It is built on top of the open-source Lucene package, http://jakarta.apache.org/lucene/ Though written in Java language, it can be used from command-line shells, and performs well that way (current uses include Perl CGI's calling lucegene).
It includes common text search features: booleans, phrases, word stemming, fuzzy and field range searches, relevance ranking. Lucene is comparable to the index/search methods used by web-indexing systems such as Glimpse, Exite, Alta-vista, and Google.
LuceGene additions include Data input adaptors for HTML; XML (e.g. MedLine); FlyBase flatfile; Biosequences (GenBank, EMBL, etc.) Basic output formats for XML, HTML via XSLT, Text, Spreadsheet Numeric Range search. It has been tested with 100,000s of FlyBase Genes, References, Game and Chado XML annotations euGenes gene summaries & Daphnia Medline, Sequences, HTML documents Lucene is used by LuceGene un-changed, but LuceGene adds Lucene class overrides for biology data.

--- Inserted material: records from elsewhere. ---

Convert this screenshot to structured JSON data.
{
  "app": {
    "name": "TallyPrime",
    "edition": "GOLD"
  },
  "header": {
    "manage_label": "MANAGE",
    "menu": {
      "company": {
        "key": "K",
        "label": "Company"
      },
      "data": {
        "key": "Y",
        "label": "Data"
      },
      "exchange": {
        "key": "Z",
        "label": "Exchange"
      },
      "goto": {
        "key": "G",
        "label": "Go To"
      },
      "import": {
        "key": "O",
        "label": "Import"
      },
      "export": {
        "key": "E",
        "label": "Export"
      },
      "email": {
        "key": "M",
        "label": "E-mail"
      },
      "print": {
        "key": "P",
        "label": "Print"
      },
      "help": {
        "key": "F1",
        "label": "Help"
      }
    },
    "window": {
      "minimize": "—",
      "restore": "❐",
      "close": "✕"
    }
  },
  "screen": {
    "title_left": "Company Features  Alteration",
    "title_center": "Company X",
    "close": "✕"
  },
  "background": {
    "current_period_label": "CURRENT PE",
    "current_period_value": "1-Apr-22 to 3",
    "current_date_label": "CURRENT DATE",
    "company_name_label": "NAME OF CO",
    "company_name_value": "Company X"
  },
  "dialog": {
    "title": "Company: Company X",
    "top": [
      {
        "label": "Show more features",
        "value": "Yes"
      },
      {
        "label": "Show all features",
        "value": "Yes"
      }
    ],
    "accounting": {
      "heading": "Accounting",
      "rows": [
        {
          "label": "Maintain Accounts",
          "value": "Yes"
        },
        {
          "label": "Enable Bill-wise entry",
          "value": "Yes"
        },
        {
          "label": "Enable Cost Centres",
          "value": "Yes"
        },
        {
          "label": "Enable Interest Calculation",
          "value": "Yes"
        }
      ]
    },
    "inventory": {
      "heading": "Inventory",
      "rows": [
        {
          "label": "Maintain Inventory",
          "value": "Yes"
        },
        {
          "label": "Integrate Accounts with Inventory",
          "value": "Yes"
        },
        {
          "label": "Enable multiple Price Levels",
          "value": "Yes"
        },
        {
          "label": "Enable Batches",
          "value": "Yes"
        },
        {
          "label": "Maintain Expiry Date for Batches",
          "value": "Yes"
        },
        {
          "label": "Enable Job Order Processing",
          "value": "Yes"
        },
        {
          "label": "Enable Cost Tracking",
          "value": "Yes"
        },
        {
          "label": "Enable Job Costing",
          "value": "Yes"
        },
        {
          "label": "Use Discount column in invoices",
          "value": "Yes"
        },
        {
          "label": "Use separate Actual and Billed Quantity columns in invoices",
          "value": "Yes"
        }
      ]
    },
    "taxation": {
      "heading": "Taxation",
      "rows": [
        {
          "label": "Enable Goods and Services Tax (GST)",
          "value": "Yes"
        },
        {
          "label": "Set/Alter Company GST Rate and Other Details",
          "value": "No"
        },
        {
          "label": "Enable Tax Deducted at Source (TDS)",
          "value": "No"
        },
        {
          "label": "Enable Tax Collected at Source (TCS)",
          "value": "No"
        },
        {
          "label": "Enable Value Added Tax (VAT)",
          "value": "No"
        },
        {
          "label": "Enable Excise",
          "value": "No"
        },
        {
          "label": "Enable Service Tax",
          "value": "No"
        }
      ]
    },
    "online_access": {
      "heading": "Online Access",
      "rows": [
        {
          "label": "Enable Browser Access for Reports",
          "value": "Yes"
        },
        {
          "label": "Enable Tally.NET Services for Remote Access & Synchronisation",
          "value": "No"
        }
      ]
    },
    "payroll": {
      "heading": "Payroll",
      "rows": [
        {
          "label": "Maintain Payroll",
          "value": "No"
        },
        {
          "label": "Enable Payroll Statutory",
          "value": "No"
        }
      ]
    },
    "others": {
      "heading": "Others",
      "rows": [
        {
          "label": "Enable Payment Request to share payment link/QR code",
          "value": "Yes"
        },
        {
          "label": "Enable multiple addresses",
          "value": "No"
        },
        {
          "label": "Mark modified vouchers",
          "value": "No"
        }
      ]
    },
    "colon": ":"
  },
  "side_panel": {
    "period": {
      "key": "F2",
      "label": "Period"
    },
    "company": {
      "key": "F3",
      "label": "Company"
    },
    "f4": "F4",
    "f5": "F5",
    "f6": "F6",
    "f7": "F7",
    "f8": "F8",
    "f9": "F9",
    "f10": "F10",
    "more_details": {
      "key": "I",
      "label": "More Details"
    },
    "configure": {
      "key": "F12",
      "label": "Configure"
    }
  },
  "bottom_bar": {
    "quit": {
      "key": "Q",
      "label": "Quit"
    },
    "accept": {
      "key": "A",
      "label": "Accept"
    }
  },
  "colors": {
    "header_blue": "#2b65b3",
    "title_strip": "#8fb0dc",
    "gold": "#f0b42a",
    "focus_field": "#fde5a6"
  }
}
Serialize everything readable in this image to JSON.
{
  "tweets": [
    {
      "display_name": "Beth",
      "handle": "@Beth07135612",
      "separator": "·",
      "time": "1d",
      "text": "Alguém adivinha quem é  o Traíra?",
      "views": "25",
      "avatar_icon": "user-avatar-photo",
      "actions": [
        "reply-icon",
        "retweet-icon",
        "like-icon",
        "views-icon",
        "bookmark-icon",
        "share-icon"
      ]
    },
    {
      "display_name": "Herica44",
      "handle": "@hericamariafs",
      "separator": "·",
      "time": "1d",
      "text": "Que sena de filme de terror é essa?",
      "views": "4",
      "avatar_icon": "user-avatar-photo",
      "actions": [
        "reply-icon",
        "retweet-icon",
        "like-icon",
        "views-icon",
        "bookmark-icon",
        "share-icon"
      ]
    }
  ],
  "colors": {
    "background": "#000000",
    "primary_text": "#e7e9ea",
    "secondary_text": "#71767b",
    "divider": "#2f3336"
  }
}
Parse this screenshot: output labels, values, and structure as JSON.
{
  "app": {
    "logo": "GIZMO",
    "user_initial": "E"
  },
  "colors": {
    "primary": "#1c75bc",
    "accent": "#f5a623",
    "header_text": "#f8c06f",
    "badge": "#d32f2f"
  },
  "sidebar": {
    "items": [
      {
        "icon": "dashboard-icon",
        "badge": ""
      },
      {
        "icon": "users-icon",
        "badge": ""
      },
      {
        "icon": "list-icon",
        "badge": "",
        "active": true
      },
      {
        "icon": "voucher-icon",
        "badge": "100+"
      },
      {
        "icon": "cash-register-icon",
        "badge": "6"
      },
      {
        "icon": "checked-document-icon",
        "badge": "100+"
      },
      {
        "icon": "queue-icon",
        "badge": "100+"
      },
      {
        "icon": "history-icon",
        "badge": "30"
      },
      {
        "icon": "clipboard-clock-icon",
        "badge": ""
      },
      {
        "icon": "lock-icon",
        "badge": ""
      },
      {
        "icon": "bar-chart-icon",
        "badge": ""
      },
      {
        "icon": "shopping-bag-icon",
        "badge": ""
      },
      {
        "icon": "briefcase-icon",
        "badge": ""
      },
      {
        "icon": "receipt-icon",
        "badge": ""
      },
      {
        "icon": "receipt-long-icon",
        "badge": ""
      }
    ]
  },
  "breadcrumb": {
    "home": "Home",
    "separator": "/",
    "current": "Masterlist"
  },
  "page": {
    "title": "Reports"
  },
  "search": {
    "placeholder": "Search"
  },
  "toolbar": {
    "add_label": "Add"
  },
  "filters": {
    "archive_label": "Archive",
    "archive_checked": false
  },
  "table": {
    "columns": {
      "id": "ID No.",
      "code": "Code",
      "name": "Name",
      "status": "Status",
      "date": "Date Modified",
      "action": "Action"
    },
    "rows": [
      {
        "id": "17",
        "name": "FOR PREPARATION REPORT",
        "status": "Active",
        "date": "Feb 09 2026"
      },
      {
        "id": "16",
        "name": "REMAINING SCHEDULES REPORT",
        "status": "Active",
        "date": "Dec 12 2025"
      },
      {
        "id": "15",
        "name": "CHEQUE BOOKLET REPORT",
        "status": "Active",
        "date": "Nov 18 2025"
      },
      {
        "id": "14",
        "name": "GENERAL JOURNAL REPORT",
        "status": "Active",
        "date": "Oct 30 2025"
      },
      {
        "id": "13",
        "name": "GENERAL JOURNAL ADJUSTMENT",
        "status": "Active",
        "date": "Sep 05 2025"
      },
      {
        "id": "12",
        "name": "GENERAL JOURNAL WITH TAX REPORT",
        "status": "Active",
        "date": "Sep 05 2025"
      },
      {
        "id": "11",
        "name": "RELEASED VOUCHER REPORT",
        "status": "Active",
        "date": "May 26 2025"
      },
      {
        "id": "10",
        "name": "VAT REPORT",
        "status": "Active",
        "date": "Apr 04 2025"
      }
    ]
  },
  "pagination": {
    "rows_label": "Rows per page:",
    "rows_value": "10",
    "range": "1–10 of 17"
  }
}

Information Retrieval for Genomes * IR text search/retrieval tool tuned for data access, not management * Good for a wide range of semi-structured and complex structured data * Better functional match for textual data common in biology than numeric, table-oriented RDBMS * Easier to add new data (e.g. SRS parses 100s of existing bio-databanks) Lucene and LuceGene * Lucene is an open-source project at jakarta.apache.org/lucene * Common text search features are supported: booleans, phrases, word stemming, fuzzy and field range searches, relevance ranking * Comparable to Glimpse, Exite, WAIS, Isearch, ht/dig, Alta-vista, Google * Author Doug Cutting has written text search engines for Apple and Excite * WebServices are supported by Genome Directory System Access to FlyBase data using LuceGene backend, with a simple server/client SOAP interface. * Batch searches by a list of ID/field values are a new search system feature for data mining uses. It offers efficient look up of large lists of values that have exact matches to a given data field. Combined with the search result page Batch downloads, this offers simple and efficient retrieval of large quantities of data. Downloading e.g. all protein sequences in genome via search by ID list or by genome location is about as quick as fetching pre-made bulk files. Very handy for getting genome data subsets by location, or via links from other searches. * External data support is relatively easy. The examples here include BIND protein interactions (drosophila subset), Medline abstracts, Full text PDF of Drosophila papers (Cambridge file set), NCBI Gene Expression Omnibus data, as well as things like BLAST results (test case is tblastn results for all Dmel proteins x Dvir genome assembly), Fasta Sequences, web pages, etc. See the XML data reports for BIND Prot. interaction XML, Gene Summary XML, Medline abstracts. These are done using xml-stylesheets - the XML document is sent to your web browser along with a stylesheet to convert it to HTML. It only works on new browsers; firefox, netscape, maybe inet explorer; not safari. Don't worry; we can support older browsers using server-side styling. But this is very easy to do, as long as the XML documents are not too complex.